- Proposed Route 755 corridor highlighted in red

Route information
- Length: 4 mi (6.4 km)

Major junctions
- South end: I-44 / I-55 in St. Louis
- I-64 / US 40 in St. Louis
- North end: I-70 in St. Louis

Location
- Country: United States
- State: Missouri

Highway system
- Missouri State Highway System; Interstate; US; State; Supplemental;

= Missouri Route 755 =

Former proposed highway in Missouri

Route 755 was a proposed state highway entirely in the city limits of St. Louis, Missouri, that was never built due to local objections. Its northern terminus was to be at an interchange with Interstate 70 (I-70) in the northeastern part of the city and its southern terminus was at an interchange with I-44/I-55. It would have had an interchange with I-64/U.S. Route 40 along the way. The road was proposed as a freeway bypassing the downtown area of St. Louis and would have provided the currently missing connections of northbound I-44/I-55 to westbound I-64 and eastbound I-64 to westbound I-44/I-55 or westbound I-70. It also was to be signed Interstate 755 (I-755).

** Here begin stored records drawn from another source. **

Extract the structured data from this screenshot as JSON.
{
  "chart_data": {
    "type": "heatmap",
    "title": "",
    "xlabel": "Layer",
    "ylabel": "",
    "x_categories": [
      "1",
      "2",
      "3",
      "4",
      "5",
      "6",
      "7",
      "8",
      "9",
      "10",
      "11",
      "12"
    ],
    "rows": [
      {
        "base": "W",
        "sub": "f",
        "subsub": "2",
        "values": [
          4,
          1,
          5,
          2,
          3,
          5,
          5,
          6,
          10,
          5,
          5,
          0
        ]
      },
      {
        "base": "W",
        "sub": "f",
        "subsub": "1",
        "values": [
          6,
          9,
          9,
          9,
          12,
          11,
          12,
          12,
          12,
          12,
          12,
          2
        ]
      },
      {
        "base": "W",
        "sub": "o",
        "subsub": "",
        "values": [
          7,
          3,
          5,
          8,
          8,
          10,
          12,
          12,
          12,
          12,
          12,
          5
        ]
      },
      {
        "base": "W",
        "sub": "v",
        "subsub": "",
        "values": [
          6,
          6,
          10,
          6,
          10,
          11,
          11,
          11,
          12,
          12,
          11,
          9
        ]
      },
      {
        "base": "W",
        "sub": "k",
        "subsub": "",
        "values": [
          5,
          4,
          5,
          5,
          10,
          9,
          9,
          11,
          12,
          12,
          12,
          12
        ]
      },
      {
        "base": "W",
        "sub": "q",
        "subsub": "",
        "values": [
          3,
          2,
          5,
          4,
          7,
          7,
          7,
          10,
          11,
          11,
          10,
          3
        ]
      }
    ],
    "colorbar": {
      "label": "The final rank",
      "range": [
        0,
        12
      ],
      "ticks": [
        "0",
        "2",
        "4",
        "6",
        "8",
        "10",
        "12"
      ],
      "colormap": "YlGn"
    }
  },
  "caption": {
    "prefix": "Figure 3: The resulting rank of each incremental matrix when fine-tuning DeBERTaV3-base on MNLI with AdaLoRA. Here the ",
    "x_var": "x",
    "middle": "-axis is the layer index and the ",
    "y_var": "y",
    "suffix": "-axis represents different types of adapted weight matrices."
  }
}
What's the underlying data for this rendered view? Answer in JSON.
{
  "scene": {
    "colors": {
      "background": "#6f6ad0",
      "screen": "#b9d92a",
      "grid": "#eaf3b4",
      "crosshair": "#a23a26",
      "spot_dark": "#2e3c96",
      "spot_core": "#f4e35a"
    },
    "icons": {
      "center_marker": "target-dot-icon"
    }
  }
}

Route 755 was partially built, in the form of large flyover ramps between I-44/I-55 and I-64/US 40, which lead to local streets. These large interchanges have excess right of way, as well as unused pavement segments. Truman Parkway and long exits to Lafayette Avenue and 20th, Chestnut, Market, and Pine Streets were all that was built of the once proposed and since canceled Route 755. The ramps from I-64 were closed in February 2020 and removed that winter to make way for a new soccer stadium.